Le médecin devrait de toute façon proposer ces approches éducatives au patient qui commence à prendre un psychostimulant. Au minimum, il devrait l'aider à observer comment son comportement change. En général, les gens sont demandeurs d'un tel suivi, mais certains praticiens n'ont pas forcément le temps. Le problème, c'est que si ce travail psychoéducatif n'est pas effectué, la personne se retrouvera en difficulté. Le médicament est utile, mais il ne fait pas tout.
La recherche sur les effets à long terme des médicaments pour le TDAH est-elle suffisante?

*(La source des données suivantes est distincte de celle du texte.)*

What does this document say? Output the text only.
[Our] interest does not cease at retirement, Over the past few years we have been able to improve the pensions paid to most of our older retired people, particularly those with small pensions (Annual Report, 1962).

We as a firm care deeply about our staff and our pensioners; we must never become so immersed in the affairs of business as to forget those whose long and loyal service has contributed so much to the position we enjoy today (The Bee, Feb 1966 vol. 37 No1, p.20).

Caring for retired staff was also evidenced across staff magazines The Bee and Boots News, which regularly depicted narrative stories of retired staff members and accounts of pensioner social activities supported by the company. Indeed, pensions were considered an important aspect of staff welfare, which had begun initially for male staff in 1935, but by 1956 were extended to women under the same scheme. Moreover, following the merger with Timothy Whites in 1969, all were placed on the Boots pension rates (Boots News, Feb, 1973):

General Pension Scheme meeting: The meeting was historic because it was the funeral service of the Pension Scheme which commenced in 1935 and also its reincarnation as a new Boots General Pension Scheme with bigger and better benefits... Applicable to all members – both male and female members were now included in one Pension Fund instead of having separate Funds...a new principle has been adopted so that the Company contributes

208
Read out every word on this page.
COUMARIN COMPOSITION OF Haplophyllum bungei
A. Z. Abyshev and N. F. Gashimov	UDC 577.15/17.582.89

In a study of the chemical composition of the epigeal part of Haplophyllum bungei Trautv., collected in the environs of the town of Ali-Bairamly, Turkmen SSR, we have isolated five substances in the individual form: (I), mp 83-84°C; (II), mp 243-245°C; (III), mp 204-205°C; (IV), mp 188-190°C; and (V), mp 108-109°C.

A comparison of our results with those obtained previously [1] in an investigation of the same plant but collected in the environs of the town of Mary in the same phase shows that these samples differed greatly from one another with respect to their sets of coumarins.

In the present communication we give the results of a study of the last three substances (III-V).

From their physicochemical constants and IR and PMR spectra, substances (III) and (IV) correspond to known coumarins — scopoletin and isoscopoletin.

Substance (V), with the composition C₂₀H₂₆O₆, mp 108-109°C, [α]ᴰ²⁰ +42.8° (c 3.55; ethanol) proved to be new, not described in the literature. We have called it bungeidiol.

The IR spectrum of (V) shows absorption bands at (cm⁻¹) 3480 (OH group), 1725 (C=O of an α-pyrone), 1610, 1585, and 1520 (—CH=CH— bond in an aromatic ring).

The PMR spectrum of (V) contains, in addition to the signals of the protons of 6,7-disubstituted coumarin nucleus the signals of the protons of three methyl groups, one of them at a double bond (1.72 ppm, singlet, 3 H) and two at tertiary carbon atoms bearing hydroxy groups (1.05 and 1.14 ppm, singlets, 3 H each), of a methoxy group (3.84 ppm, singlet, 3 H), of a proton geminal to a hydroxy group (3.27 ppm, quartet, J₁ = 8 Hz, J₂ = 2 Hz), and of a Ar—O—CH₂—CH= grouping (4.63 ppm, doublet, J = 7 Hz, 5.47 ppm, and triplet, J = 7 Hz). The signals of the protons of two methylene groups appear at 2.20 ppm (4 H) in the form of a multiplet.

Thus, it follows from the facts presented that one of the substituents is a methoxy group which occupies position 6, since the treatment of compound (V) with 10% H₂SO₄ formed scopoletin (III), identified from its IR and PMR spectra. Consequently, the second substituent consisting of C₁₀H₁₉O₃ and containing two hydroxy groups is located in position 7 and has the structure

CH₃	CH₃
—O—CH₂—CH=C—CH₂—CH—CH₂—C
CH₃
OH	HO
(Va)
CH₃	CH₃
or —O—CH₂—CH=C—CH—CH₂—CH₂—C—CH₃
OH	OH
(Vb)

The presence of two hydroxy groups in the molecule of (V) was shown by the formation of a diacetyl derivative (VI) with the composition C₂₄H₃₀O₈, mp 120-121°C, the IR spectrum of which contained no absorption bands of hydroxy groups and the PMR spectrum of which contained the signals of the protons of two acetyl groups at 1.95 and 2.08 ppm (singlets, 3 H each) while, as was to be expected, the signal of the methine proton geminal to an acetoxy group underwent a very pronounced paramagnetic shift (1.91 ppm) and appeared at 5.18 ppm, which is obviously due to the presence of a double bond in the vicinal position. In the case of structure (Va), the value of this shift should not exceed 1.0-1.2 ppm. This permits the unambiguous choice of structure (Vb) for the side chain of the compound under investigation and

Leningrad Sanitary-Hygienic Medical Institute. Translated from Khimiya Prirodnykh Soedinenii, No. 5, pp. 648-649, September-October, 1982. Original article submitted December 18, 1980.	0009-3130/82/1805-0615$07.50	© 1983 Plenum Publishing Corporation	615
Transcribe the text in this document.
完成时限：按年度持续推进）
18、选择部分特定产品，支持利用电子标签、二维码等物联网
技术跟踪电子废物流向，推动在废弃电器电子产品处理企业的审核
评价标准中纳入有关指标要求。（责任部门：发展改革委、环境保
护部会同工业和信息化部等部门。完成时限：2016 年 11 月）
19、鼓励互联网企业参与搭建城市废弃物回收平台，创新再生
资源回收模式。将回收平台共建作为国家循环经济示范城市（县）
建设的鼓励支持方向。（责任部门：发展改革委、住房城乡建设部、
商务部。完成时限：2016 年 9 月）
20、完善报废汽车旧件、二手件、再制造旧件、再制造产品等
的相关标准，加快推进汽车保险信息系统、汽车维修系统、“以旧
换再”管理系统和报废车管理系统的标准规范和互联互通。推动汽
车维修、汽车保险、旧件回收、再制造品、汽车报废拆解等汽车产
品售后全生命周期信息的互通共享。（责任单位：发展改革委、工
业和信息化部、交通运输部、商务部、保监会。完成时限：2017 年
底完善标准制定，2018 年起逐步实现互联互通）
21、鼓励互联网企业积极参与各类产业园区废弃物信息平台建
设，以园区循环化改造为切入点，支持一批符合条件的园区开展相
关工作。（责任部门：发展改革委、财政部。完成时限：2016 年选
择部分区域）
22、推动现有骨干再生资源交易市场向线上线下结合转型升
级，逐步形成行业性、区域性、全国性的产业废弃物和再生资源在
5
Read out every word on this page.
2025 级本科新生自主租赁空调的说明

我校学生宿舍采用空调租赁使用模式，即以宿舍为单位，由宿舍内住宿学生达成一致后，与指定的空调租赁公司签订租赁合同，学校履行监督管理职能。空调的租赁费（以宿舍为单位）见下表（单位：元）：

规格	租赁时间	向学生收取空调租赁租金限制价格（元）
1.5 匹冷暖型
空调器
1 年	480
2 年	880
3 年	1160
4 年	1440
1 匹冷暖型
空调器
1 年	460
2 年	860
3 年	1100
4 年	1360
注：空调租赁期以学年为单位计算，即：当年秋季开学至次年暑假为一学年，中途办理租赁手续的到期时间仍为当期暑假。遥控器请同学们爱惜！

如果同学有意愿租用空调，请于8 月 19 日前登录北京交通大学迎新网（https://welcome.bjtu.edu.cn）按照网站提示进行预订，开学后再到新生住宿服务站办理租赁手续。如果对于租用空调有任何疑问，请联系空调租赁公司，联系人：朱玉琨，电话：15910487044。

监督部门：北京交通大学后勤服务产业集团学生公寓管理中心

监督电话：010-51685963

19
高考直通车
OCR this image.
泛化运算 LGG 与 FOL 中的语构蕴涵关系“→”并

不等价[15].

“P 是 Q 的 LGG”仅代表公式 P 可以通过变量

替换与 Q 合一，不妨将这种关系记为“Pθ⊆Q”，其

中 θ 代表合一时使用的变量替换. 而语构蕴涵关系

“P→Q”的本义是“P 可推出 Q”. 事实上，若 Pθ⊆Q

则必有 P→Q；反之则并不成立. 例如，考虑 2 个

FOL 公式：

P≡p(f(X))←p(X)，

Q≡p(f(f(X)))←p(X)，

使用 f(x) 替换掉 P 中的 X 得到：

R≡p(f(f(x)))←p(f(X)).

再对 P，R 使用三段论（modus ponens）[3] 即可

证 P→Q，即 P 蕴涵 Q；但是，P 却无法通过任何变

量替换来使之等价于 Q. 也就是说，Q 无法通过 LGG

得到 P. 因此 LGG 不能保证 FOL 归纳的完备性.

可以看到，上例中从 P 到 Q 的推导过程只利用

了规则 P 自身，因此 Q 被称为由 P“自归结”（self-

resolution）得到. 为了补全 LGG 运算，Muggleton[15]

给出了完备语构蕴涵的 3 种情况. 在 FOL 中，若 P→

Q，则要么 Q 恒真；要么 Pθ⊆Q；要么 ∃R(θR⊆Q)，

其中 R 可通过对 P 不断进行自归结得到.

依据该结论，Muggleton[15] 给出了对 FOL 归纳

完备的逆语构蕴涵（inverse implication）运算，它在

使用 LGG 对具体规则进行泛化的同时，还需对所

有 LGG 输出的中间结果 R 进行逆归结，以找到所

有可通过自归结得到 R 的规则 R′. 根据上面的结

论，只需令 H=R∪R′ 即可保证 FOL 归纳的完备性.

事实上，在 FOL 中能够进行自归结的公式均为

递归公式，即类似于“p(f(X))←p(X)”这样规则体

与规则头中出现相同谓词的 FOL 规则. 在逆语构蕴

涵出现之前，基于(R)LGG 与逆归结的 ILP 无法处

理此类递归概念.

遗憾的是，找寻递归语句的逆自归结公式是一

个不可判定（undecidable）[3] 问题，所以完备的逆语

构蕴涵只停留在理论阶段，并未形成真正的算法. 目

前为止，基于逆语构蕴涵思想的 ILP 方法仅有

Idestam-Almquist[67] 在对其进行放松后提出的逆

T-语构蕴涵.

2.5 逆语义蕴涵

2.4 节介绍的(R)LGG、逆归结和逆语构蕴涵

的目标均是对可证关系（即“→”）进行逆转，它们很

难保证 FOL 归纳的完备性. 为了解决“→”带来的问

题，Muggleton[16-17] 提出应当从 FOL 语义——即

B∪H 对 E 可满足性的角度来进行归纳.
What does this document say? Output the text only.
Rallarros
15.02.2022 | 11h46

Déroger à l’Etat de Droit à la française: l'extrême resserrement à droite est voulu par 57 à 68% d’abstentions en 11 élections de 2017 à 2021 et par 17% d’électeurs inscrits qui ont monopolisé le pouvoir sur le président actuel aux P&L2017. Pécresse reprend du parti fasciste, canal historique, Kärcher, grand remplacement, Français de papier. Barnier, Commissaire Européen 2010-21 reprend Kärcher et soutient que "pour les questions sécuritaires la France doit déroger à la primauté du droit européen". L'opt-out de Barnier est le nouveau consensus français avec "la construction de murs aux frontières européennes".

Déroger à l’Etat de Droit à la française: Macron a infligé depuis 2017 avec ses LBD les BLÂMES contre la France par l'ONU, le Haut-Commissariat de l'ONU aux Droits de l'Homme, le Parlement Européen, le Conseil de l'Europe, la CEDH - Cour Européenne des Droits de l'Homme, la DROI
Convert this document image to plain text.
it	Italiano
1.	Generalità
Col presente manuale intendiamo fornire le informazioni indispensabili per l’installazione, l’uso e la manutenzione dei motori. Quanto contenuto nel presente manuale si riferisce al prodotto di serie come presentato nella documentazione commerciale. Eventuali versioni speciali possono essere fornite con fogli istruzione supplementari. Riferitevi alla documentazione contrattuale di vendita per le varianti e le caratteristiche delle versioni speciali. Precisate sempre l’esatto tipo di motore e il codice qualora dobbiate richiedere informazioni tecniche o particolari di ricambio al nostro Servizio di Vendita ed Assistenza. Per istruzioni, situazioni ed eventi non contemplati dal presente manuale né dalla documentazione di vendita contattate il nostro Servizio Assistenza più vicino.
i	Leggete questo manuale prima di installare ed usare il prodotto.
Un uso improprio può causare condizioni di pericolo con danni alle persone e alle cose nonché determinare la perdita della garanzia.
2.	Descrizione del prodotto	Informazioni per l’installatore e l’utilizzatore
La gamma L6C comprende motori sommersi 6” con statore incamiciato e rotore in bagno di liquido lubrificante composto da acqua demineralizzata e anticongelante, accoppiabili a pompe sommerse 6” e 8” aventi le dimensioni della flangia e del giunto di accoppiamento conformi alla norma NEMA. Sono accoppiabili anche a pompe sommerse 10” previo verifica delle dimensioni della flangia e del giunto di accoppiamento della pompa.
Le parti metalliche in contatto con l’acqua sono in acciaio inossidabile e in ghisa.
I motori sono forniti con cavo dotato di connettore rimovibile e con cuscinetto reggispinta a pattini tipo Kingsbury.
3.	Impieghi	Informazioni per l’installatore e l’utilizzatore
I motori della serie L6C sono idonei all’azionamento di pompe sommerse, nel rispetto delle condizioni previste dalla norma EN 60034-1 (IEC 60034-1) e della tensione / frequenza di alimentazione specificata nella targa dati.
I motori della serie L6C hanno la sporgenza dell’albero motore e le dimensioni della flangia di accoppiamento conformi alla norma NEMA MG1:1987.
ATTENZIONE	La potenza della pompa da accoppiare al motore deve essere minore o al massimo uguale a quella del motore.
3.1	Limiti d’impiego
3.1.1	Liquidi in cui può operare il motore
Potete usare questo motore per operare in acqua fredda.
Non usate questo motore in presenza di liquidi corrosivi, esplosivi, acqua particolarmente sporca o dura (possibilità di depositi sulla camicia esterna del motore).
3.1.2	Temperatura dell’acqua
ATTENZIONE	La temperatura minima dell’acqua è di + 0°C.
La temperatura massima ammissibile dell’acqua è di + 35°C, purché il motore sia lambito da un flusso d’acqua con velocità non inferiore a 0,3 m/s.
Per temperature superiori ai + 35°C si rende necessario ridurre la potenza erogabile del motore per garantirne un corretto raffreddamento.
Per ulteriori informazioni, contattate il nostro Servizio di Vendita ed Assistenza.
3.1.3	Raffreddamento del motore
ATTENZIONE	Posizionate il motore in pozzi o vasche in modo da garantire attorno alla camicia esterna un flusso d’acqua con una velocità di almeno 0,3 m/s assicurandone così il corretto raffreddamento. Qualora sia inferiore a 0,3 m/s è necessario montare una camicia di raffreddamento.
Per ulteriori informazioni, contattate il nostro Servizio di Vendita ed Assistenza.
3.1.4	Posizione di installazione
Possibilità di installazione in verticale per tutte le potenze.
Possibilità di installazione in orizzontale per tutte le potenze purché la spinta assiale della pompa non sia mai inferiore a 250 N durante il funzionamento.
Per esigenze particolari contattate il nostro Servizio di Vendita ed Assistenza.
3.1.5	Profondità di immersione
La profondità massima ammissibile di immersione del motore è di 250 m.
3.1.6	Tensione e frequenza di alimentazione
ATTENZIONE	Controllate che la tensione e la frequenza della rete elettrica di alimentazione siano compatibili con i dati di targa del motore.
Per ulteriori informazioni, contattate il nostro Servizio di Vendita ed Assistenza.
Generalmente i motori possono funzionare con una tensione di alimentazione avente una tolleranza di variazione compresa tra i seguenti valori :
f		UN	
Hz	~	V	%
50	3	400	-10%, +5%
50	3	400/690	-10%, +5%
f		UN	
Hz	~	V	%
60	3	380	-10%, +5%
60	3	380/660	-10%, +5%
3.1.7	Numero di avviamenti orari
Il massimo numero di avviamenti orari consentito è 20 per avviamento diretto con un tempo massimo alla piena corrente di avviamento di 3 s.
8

Nous savons qu'il y a peu d'effets secondaires, hormis d'éventuelles conséquences sur la tension artérielle, qui doit être surveillée. Par contre, nous manquons d'études sur l'efficacité des traitements à très long terme. On constate qu'elle baisse, ce que cette publication semble confirmer. Nous aurions besoin de recherches plus fines pour comprendre ce phénomène.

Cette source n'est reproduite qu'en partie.